12 July 2021
As with many events this year, the shadow of doubt was hanging over the Company Golf Day fixture until relatively late in the day. We were also restricted on numbers due to the interpretation of Covid regulations, but overall, it was a great pleasure to see 22 attendees at Huntercombe Golf Club on 8 July. The full range of the Company was on display, with the youngest attendee being approximately 22, and the oldest, well, not quite four times more experienced, but not far off it!
For those not familiar with Huntercombe, it is a delightful course to the north of Henley, overlooking the Vale of Aylesbury. As a golfing test, it has something to offer all standards and we adopted our traditional format of singles in the morning and foursomes in the afternoon.
Competing for the Challenge Cup, Liveryman Graham Armstrong set a very strong pace on the front nine and, despite appearing to have a slight case of the jitters on the back nine, he was too far ahead to be caught in the end. Well done Graham. Honourable mentions go to Freeman Richard Walker-Taylor as runner-up in the morning, and, err, yours truly for winning the scratch prize for the lowest gross score! Liveryman Tony Wright was successful in his attempt to win “The Putter”, the prize for the golfer achieving the best value for money round by taking the most strokes.
As always, there were “blobbies” (£2 fine for not scoring on a hole) plus “behavioural blobbies”. The pick of the latter was Richard Walker-Taylor for being caught “littering on the course” (he accidentally left his wedge at the back of the second green). However, it was agreed this fine should be paid by Court Assistant Peter Watkins, as Peter’s approach to the second hit the stray club, thus preventing it from disappearing down a steep slope. All proceeds to the MT Foundation.

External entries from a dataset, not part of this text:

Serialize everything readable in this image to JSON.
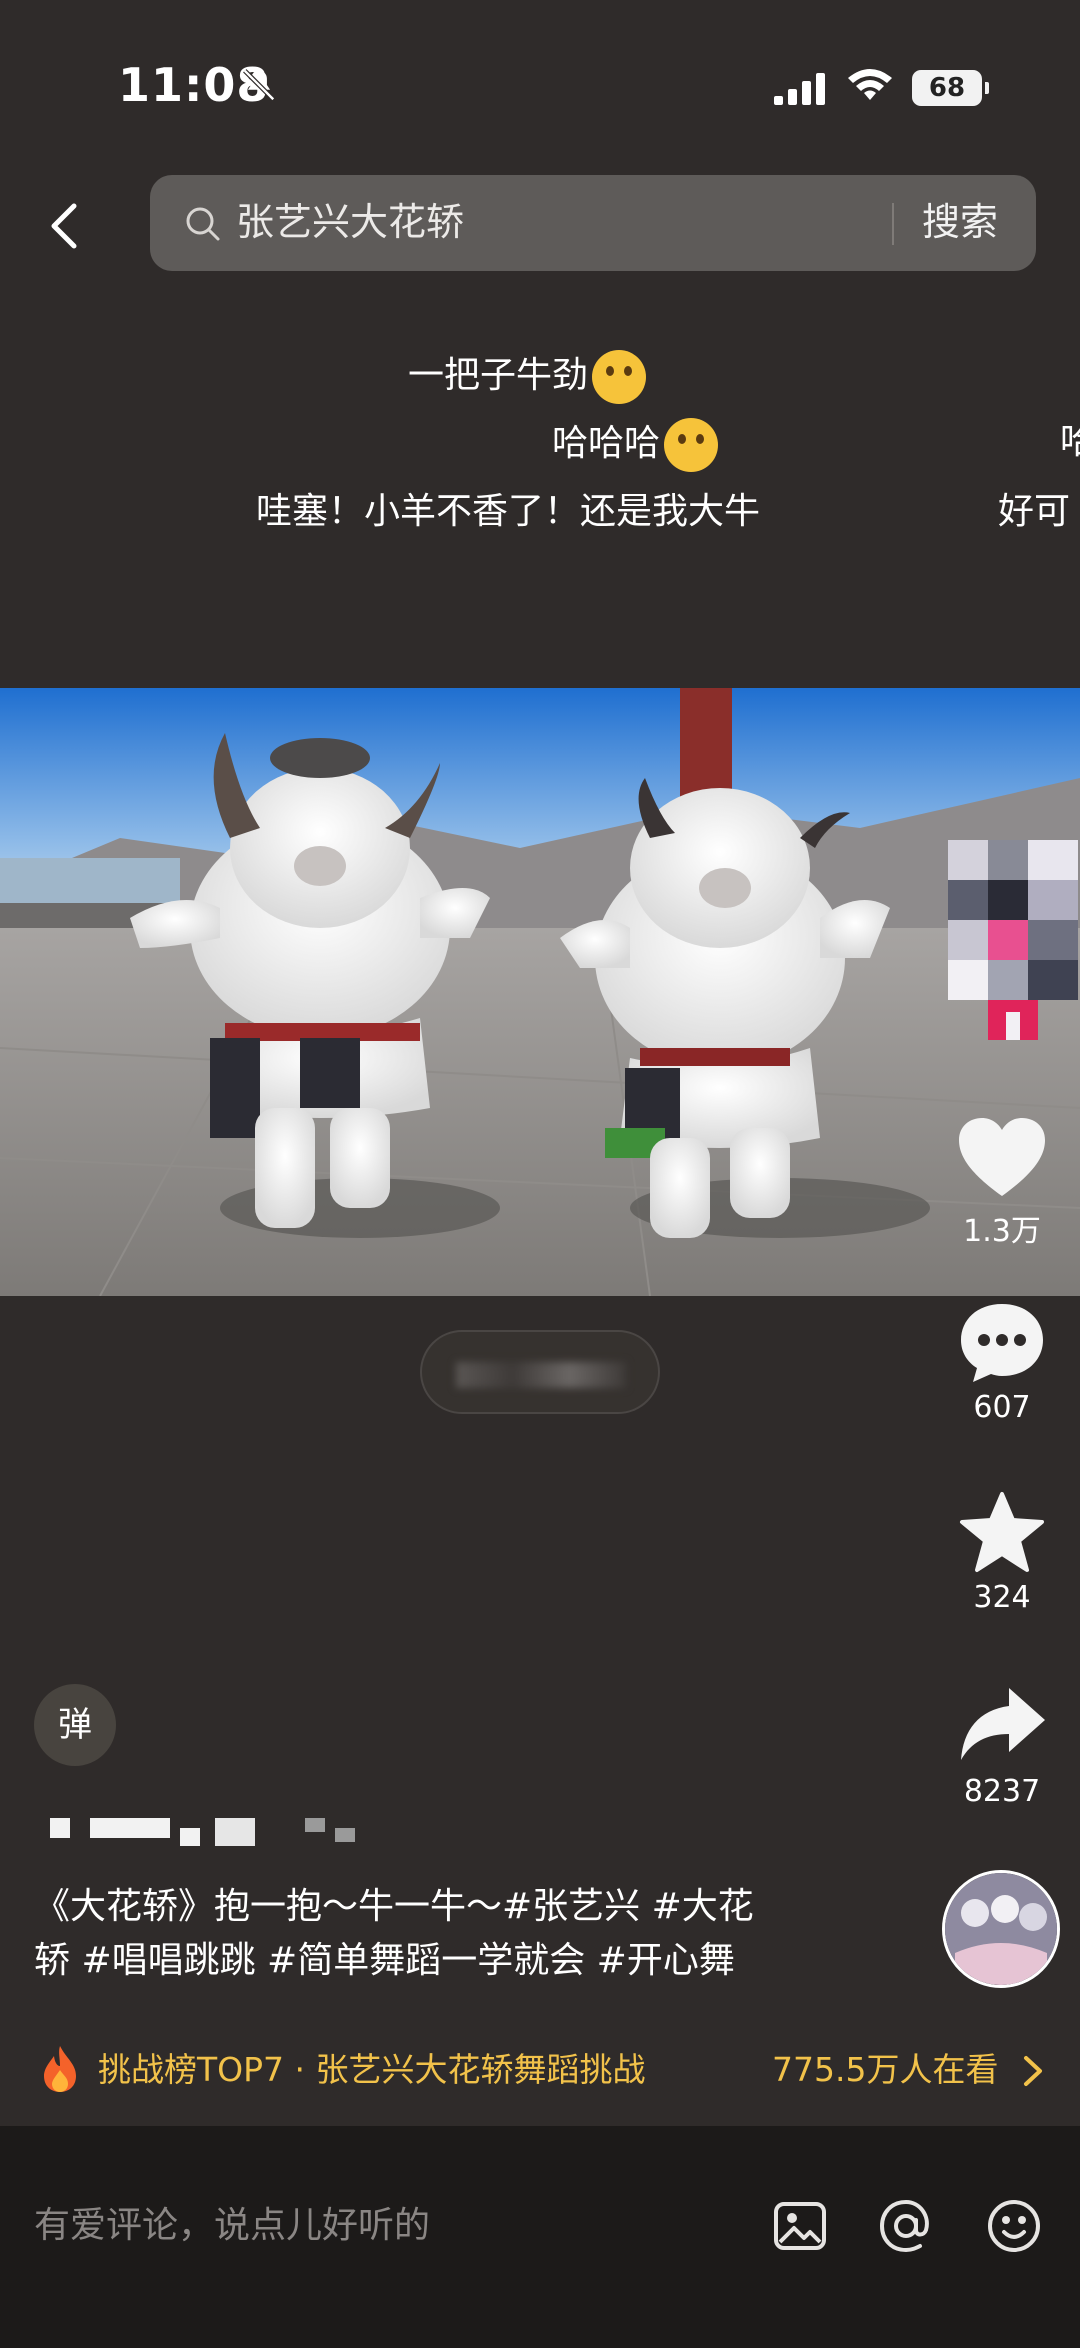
{
  "status_bar": {
    "time": "11:08",
    "battery": "68"
  },
  "search": {
    "query": "张艺兴大花轿",
    "button": "搜索"
  },
  "danmaku": [
    {
      "text": "一把子牛劲"
    },
    {
      "text": "哈哈哈"
    },
    {
      "text": "哇塞！小羊不香了！还是我大牛"
    },
    {
      "text": "好可"
    },
    {
      "text": "哈"
    }
  ],
  "actions": {
    "like_count": "1.3万",
    "comment_count": "607",
    "favorite_count": "324",
    "share_count": "8237"
  },
  "danmaku_toggle": "弹",
  "description": {
    "line1": "《大花轿》抱一抱～牛一牛～#张艺兴 #大花",
    "line2": "轿 #唱唱跳跳 #简单舞蹈一学就会 #开心舞"
  },
  "challenge": {
    "label": "挑战榜TOP7 · 张艺兴大花轿舞蹈挑战",
    "viewers": "775.5万人在看"
  },
  "comment_bar": {
    "placeholder": "有爱评论，说点儿好听的"
  },
  "colors": {
    "accent": "#f2c24a",
    "background": "#2f2b2a",
    "comment_bar": "#1c1a19"
  },
  "icons": [
    "bell-muted-icon",
    "signal-icon",
    "wifi-icon",
    "back-icon",
    "search-icon",
    "heart-icon",
    "comment-icon",
    "star-icon",
    "share-icon",
    "fire-icon",
    "chevron-right-icon",
    "image-icon",
    "at-icon",
    "emoji-icon"
  ]
}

After an excellent lunch operated in meticulous rule-of-six-compliant fashion, the pairs for the afternoon of 11 holes of foursomes (teams of two hit alternate shots) departed. The Captain of Golf, in front of the massed ranks of spectators, hit a magnificent shank off the first tee, but a lucky rebound off an oak tree saw it land in safety. (A shank is a golf shot where the contact is between the ball and the curved shaft of the club at its joint with the club face – curved surface hitting a curved ball – well, it doesn’t usually end well for the ball, or the player’s reputation). And so, reader, you may be surprised to hear that after the most inauspicious of starts, I and my formidable partner, debutant Apprentice Michael Brown (playing on his birthday) won the silver lamb trophies on a countback.